トランプ氏、国民に向け実績アピール 支持率低迷で“異例の演説”(2025年12月18日掲載)|日テレNEWS NNN
「トランプ氏は“アルコール依存症者の性格”」首席補佐官発言に波紋…トランプ氏「そうかもしれない」(中央日報日本語版) - Yahoo!ニュース

 TVを見ていて、昔の高校時代を思い出しました。正月の恒例行事でマラソン大会という憂鬱な行事がありました。男子は10㌔、女子は8㌔、学校の周りを1時間近くかけて走るのですが、外周に出る前に校内のトラックを一周します。1年生から3年生までそろってスタートなので、号砲直後はごった返します。霜が解けているので、ぬかるみに足をとられて転倒者続出ってこともありましたが、何というのか、「うぉー」とか「おりゃー」とか奇声を発しながら先頭を競い合う輩もいました。まあ、最初の150mくらいはトップを走っていますが、お約束どおり、程なく後続に飲み込まれます。終わって、閉会式の講評か何かで、体育の先生が「君たちね、最初にトップになるんじゃなくて、最後にトップになるように」と言って笑いをとっておりましたが、そもそも最後にトップを争えるような人はこういうことはしないわけで、まあ、一瞬でも目立てばいい、笑いがとれればいい、というところでしょうか。

 就任(再登板)から間もなく1年になろうとするトランプ大統領ですが、CNNの調査によれば、支持率は平均39%、不支持率は58%だそうです。「世界で最高の国になった」とか「物価高が始まったのはバイデン政権から」とか――自己賛辞と自己責任放棄(責任転嫁)の妄言を振りまきながらのTV演説でしたが、これで国民の間に高まっている不信感をぬぐい去り、支持率を回復できるのでしょうか。
トランプ米大統領の支持率は39%、経済に幅広い不満 CNNによる世論調査まとめ - CNN.co.jp

 小生には、トランプがマラソン大会で奇声を発して先頭を切り、程なく失速するランナーの姿とダブって見えます。目玉のトランプ関税も今月の裁判で違憲判決を出される公算が高く、さらなる痛手が予想されます。米兵145万人に1人当たり1,776ドル(約27万円)を給付するとの表明も、一般国民からすれば、何で兵士だけ? との思いは強いでしょう。もちろん、他の人々向けに「来年の春は史上最大の税金還付の季節になる」と述べていますが、まだ半年近くも先の話です。猶予の許されない人たちの不満や不安は解消されませんし、バラマキ以外にはほぼ打つ手がないかのようです。結局のところ、第1次政権時の汚名を晴らそうと、就任当初は矢継ぎ早に大統領令を「悪用」してロケット・スタートを切り、日替わりメニューでメディア発信を続けてきましたが、不支持率が高まるにつれて徐々にトーンダウンし、来年の中間選挙の敗北に本気で備えざるを得なくなっているということでしょう。事がうまく進んでいれば目立つこともなかったでしょうけど、首席補佐官に不用意な発言が飛び出し、これが増幅報道されるあたりにも、何やら不穏というか、政権内の亀裂を感じないではありません。

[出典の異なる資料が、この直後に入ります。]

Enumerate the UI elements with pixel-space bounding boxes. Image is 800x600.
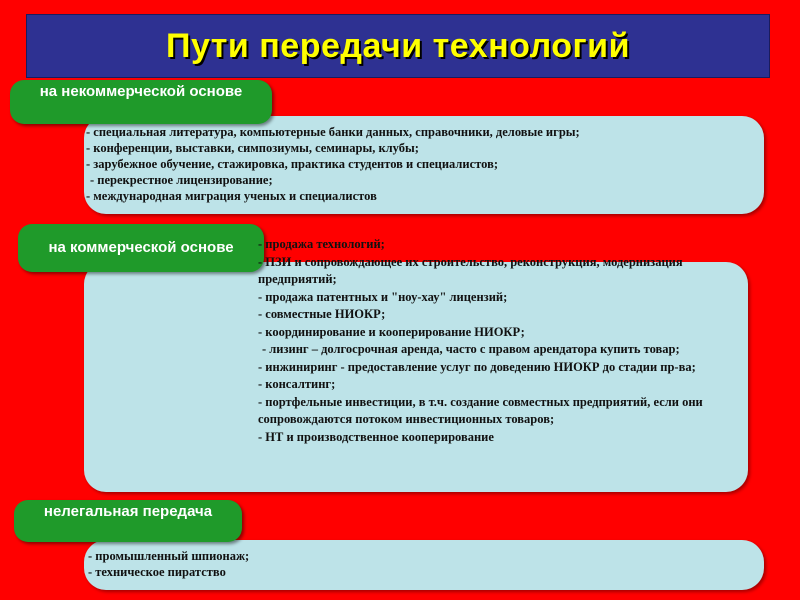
list-item: - продажа патентных и "ноу-хау" лицензий; — [258, 289, 508, 304]
commercial-list — [258, 236, 728, 446]
list-item: - лизинг – долгосрочная аренда, часто с правом арендатора купить товар; — [262, 342, 680, 356]
list-item: - НТ и производственное кооперирование — [258, 429, 494, 444]
illegal-label: нелегальная передача — [14, 500, 242, 542]
list-item: - перекрестное лицензирование; — [90, 173, 273, 187]
list-item: - техническое пиратство — [88, 565, 226, 579]
list-item: - консалтинг; — [258, 377, 336, 391]
list-item: - координирование и кооперирование НИОКР; — [258, 324, 525, 339]
list-item: - портфельные инвестиции, в т.ч. создание совместных предприятий, если они сопровождаются потоком инвестиционных товаров; — [258, 394, 703, 426]
illegal-list — [88, 548, 249, 580]
list-item: - продажа технологий; — [258, 237, 385, 251]
list-item: - ПЗИ и сопровождающее их строительство, реконструкция, модернизация предприятий; — [258, 254, 683, 286]
list-item: - международная миграция ученых и специалистов — [86, 189, 377, 203]
list-item: - инжиниринг - предоставление услуг по доведению НИОКР до стадии пр-ва; — [258, 359, 696, 374]
noncommercial-label: на некоммерческой основе — [10, 80, 272, 124]
noncommercial-list — [86, 124, 580, 204]
list-item: - конференции, выставки, симпозиумы, семинары, клубы; — [86, 141, 419, 155]
list-item: - совместные НИОКР; — [258, 307, 386, 321]
commercial-label: на коммерческой основе — [18, 224, 264, 272]
list-item: - зарубежное обучение, стажировка, практика студентов и специалистов; — [86, 157, 499, 171]
slide-title: Пути передачи технологий — [166, 26, 630, 65]
title-bar — [26, 14, 770, 78]
list-item: - промышленный шпионаж; — [88, 549, 250, 563]
list-item: - специальная литература, компьютерные банки данных, справочники, деловые игры; — [86, 125, 580, 139]
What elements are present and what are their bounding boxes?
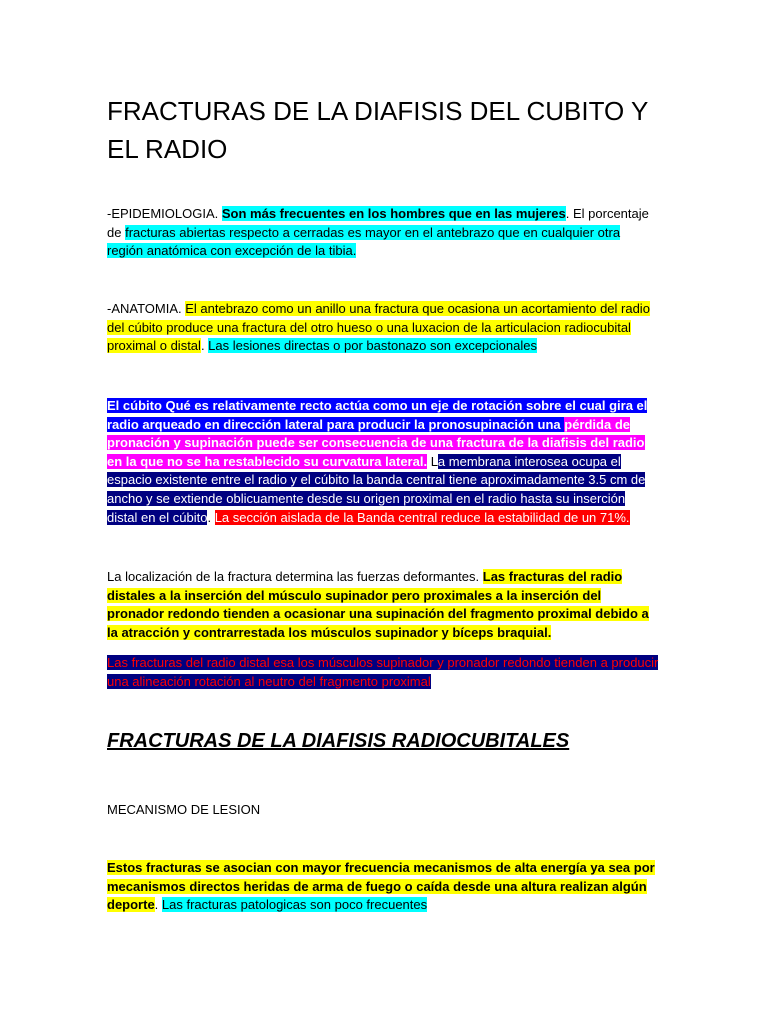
mecanismo-label: MECANISMO DE LESION (107, 802, 261, 817)
cubito-text: . (207, 509, 215, 525)
cubito-paragraph (107, 397, 659, 527)
localizacion-highlight-bold: Las fracturas del radio distales a la inserción del músculo supinador pero proximales a la inserción del pronador redondo tienden a ocasionar una supinación del fragmento proximal debido a la atracción y contrarrestada los músculos supinador y bíceps braquial. (107, 569, 649, 640)
cubito-highlight-navy: a membrana interosea ocupa el espacio existente entre el radio y el cúbito la banda central tiene aproximadamente 3.5 cm de ancho y se extiende oblicuamente desde su origen proximal en el radio hasta su inserción distal en el cúbito (107, 453, 646, 525)
anatomia-highlight-cyan: Las lesiones directas o por bastonazo son excepcionales (208, 338, 537, 354)
radio-distal-highlight: Las fracturas del radio distal esa los músculos supinador y pronador redondo tienden a producir una alineación rotación al neutro del fragmento proximal (107, 655, 659, 689)
epidemiologia-highlight: fracturas abiertas respecto a cerradas es mayor en el antebrazo que en cualquier otra región anatómica con excepción de la tibia. (107, 224, 621, 259)
epidemiologia-text: . El porcentaje de (107, 206, 649, 240)
anatomia-paragraph (107, 300, 659, 356)
mecanismo-highlight-bold: Estos fracturas se asocian con mayor frecuencia mecanismos de alta energía ya sea por mecanismos directos heridas de arma de fuego o caída desde una altura realizan algún deporte (107, 860, 655, 913)
section-heading: FRACTURAS DE LA DIAFISIS RADIOCUBITALES (107, 730, 570, 752)
cubito-highlight-magenta: pérdida de pronación y supinación puede ser consecuencia de una fractura de la diafisis del radio en la que no se ha restablecido su curvatura lateral. (107, 416, 645, 469)
localizacion-text: La localización de la fractura determina las fuerzas deformantes. (107, 569, 483, 584)
mecanismo-paragraph (107, 859, 659, 915)
epidemiologia-paragraph (107, 205, 659, 261)
radio-distal-paragraph (107, 654, 659, 691)
page-title: FRACTURAS DE LA DIAFISIS DEL CUBITO Y EL RADIO (107, 96, 648, 164)
epidemiologia-highlight-bold: Son más frecuentes en los hombres que en las mujeres (221, 206, 566, 221)
anatomia-text: . (200, 338, 209, 354)
anatomia-highlight-yellow: El antebrazo como un anillo una fractura que ocasiona un acortamiento del radio del cúbito produce una fractura del otro hueso o una luxacion de la articulacion radiocubital proximal o distal (107, 301, 650, 354)
localizacion-paragraph (107, 568, 659, 642)
cubito-highlight-red: La sección aislada de la Banda central reduce la estabilidad de un 71%. (214, 509, 630, 525)
cubito-highlight-blue: El cúbito Qué es relativamente recto actúa como un eje de rotación sobre el cual gira el radio arqueado en dirección lateral para producir la pronosupinación una (107, 398, 648, 432)
epidemiologia-label: -EPIDEMIOLOGIA. (107, 206, 222, 221)
anatomia-label: -ANATOMIA. (107, 301, 186, 316)
mecanismo-text: . (154, 897, 162, 913)
cubito-letter: L (430, 453, 438, 469)
mecanismo-highlight-cyan: Las fracturas patologicas son poco frecuentes (161, 897, 428, 913)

 トランプのような現代ポピュリスト政治家に、今さらマックス・ヴェーバーを引き合いに出すなど、的外れな感じですが、ヴェーバーの講演録である『職業としての政治』の結びには、政治とは、情熱と判断力の二つを駆使しながら、堅い板に力を込めてじわっじわっと穴をくり貫いていくような作業であり、政治家の適性として、どのような困難に直面してもあきらめず、粘り強く、「それにも関わらず!」という気持ちを強く持ち、信念に忠実であろうとすること――と書いてあります。トランプにも「情熱」と「判断力」や「信念」はありそうですが、堅い板に向き合って自力で少しずつ穴をあけていくような作業はあまり得意そうには見えません。でも、こうした資質、こうした姿勢が、政治家に必要だという思いはやはり拭いきれない。21世紀の今も、です。